Does/should SOAP define an XML subset?

Restating what I said on the telcon:

For a number of reasons that Noah has outlined in our response to the TAG,
SOAP does not use all the features of XML, and forbids DTDs (and thus things
like entity declarations) and processing instructions from "legal" SOAP
messages.  As  a consequence, people using "generic" XML tools (editors,
APIs, parsers, schema validators, etc.) can build an XML instance that is
well-formed and valid with respect to the SOAP schema and a schema for the
SOAP body, but has XML constructs that are not legal in SOAP. 

Granted, the SOAP 1.1 definers and the XMLP WG did not *intend* to define a
subset of XML, and (as best as anyone can remember) didn't think of this as
any more significant than, for example, not defining any attributes in an
XML application.

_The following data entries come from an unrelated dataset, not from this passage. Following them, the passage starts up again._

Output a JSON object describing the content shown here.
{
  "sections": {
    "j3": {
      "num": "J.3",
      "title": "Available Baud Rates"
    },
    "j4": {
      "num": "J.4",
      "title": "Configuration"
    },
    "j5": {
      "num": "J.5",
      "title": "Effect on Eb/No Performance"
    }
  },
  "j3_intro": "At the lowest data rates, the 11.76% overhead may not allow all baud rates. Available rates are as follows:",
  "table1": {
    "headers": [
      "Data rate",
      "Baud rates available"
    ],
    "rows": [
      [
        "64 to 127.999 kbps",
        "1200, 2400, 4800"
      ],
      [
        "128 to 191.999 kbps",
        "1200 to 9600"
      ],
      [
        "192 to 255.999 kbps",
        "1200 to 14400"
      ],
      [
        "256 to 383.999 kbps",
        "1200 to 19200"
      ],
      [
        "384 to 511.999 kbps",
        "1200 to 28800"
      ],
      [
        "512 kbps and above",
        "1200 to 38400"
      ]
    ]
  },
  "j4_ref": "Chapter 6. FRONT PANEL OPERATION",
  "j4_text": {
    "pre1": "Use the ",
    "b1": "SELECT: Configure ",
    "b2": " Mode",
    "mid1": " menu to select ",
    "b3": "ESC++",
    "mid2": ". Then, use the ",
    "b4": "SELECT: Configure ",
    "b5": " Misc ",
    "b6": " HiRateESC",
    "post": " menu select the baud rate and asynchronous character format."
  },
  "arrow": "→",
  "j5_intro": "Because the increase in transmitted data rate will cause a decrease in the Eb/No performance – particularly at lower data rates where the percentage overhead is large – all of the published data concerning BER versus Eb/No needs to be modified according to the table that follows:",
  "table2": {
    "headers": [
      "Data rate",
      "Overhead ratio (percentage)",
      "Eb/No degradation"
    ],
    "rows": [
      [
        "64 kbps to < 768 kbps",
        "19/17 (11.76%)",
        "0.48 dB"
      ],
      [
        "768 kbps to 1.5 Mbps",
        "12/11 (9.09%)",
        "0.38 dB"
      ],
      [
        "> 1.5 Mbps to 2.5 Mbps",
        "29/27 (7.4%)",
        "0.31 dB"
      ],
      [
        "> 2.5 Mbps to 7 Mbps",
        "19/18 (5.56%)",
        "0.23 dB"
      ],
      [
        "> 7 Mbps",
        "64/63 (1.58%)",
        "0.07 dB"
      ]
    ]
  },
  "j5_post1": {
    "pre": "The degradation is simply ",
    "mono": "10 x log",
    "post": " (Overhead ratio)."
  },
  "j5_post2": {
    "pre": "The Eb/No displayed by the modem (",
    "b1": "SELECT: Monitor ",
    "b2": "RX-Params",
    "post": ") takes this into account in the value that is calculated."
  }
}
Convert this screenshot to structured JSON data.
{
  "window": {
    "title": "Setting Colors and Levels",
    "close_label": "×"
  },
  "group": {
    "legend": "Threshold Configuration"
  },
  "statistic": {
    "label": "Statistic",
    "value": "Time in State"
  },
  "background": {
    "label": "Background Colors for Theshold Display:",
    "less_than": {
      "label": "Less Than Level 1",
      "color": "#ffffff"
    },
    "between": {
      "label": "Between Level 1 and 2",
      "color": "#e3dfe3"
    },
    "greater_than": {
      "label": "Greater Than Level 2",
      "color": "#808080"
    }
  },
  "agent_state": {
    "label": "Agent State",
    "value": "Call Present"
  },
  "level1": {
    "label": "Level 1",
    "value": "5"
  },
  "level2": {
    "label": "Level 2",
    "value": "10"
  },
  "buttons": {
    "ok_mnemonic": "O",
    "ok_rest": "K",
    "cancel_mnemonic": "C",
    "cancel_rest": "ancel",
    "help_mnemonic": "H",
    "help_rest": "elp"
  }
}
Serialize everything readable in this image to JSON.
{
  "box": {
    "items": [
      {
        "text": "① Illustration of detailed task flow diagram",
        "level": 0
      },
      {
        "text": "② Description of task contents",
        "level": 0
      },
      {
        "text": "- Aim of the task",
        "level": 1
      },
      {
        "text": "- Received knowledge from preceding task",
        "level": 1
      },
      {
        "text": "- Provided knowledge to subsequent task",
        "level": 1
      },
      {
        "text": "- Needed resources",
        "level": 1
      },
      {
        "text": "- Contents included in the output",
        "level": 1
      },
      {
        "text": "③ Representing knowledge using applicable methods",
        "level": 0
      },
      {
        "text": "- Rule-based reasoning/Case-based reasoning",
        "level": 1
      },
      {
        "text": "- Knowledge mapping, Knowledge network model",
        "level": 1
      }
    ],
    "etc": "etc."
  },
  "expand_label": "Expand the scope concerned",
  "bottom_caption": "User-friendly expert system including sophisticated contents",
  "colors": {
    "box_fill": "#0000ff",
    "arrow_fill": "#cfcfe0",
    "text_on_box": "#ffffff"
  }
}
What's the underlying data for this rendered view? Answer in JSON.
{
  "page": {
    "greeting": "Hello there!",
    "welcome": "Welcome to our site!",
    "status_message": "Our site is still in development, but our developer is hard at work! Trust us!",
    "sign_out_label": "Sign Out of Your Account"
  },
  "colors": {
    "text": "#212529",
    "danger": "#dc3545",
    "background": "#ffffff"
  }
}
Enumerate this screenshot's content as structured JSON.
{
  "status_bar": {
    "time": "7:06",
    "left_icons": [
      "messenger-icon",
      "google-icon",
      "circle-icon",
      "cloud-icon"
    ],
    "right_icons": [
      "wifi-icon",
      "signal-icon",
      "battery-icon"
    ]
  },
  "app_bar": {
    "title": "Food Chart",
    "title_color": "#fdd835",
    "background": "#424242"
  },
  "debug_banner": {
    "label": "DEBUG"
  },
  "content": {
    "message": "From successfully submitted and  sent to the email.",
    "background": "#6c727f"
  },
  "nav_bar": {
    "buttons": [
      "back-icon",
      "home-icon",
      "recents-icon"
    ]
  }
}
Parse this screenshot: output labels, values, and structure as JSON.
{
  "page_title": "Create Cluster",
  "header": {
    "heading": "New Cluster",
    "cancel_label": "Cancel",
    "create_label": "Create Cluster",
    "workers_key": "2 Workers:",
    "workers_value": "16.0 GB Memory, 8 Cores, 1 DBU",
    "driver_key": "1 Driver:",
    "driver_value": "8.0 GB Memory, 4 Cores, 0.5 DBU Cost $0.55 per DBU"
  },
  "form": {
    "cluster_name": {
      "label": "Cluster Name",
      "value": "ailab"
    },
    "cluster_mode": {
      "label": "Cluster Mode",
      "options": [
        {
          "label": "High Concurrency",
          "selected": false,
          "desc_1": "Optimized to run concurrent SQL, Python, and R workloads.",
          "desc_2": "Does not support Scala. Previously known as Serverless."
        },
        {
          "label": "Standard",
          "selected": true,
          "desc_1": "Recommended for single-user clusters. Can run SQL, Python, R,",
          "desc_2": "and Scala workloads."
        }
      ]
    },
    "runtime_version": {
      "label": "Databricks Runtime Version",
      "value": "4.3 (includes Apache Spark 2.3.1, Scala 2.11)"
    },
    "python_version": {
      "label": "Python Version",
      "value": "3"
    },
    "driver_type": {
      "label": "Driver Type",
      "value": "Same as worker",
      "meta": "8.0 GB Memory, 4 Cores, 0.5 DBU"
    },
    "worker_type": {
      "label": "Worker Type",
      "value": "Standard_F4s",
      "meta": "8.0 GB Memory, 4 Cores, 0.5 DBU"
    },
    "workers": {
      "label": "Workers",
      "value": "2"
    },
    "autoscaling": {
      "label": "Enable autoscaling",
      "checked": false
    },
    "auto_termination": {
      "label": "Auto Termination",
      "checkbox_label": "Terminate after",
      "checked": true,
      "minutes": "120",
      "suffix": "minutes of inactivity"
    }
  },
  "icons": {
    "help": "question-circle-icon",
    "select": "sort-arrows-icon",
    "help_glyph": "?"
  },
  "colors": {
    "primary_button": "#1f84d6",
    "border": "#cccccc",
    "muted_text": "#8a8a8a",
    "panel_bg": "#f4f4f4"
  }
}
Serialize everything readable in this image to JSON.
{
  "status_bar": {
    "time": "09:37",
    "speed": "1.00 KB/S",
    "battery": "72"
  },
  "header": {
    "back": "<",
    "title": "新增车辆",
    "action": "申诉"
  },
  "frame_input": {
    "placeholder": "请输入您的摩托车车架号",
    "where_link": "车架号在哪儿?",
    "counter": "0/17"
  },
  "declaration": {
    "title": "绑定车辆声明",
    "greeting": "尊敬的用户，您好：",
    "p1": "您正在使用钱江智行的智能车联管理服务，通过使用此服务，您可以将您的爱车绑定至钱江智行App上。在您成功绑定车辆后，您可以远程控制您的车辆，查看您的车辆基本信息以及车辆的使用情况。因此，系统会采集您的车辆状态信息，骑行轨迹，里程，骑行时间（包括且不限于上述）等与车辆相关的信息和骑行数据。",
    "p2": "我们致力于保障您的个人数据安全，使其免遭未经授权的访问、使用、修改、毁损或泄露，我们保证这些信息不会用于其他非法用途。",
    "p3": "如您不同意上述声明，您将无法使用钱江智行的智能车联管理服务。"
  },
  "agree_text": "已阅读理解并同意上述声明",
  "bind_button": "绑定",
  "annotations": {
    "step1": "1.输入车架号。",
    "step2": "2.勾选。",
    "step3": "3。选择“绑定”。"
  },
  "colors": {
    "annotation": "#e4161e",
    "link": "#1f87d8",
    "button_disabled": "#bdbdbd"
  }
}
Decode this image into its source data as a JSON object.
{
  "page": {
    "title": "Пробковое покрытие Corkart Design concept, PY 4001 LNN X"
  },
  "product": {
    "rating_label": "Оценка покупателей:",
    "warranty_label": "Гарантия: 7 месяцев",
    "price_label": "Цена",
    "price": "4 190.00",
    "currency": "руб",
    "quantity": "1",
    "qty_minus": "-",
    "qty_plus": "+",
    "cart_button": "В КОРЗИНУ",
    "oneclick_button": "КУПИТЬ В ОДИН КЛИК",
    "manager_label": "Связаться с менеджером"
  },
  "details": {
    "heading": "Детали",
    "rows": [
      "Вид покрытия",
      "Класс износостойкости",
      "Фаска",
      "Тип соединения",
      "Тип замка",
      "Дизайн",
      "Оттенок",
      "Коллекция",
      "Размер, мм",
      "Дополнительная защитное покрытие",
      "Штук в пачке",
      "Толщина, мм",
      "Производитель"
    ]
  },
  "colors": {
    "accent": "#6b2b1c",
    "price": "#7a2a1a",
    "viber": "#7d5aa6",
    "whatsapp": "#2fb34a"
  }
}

Also granted, this is not a typical use case -- SOAP
messages tend to be generated by SOAP-specific tools, but it is a bit of a
wart on the overall coherence of the W3C specs.

So, one way forward is to formally define a subset of XML 1.x (or perhaps a
profile of the various XML-related specs that SOAP normatively depends on)
that "blesses" SOAP's de facto practice.  That would encourage tool vendors
to offer features such as a "validate against SOAP profile" option that
would detect the use of DTDs and PIs in XML instances and issue a warning.
This needs to come  from the XML Core WG, who are charged with maintaining
XML, and not the XMLP WG.  So, the issue under discussion is whether to ask
them to do this, and how to phrase the arguments.

While this seems like a demand for the rest of the world to bend over
backwards to accomodate SOAP, in fact the issue is much broader.  In a
nutshell, the same reasons for forbidding DTDs and PIs in SOAP messages
apply in other domains -- DTDs make it difficult to embed XML documents in
other XML documents, since the DTD can only appear at the beginning of a
document, and PIs have been a notorious source of non-interoperability since
SGML days.  Also, approximately half of the XML 1.0 spec is devoted to the
definition of DTD-related syntax, so "XML" implementations in
footprint-limited environment often explicitly or implicitly deprecate DTD
processing.  Thus, there are reasons beyond SOAP to consider defining the
"SOAP subset" as an official profile, or conformance level, or however this
can be fit into XML with the least disruption.

On the other hand, there are good counterarguments ... I believe others on
the call today were tasked with presenting them.

Received on Wednesday, 7 May 2003 15:03:15 UTC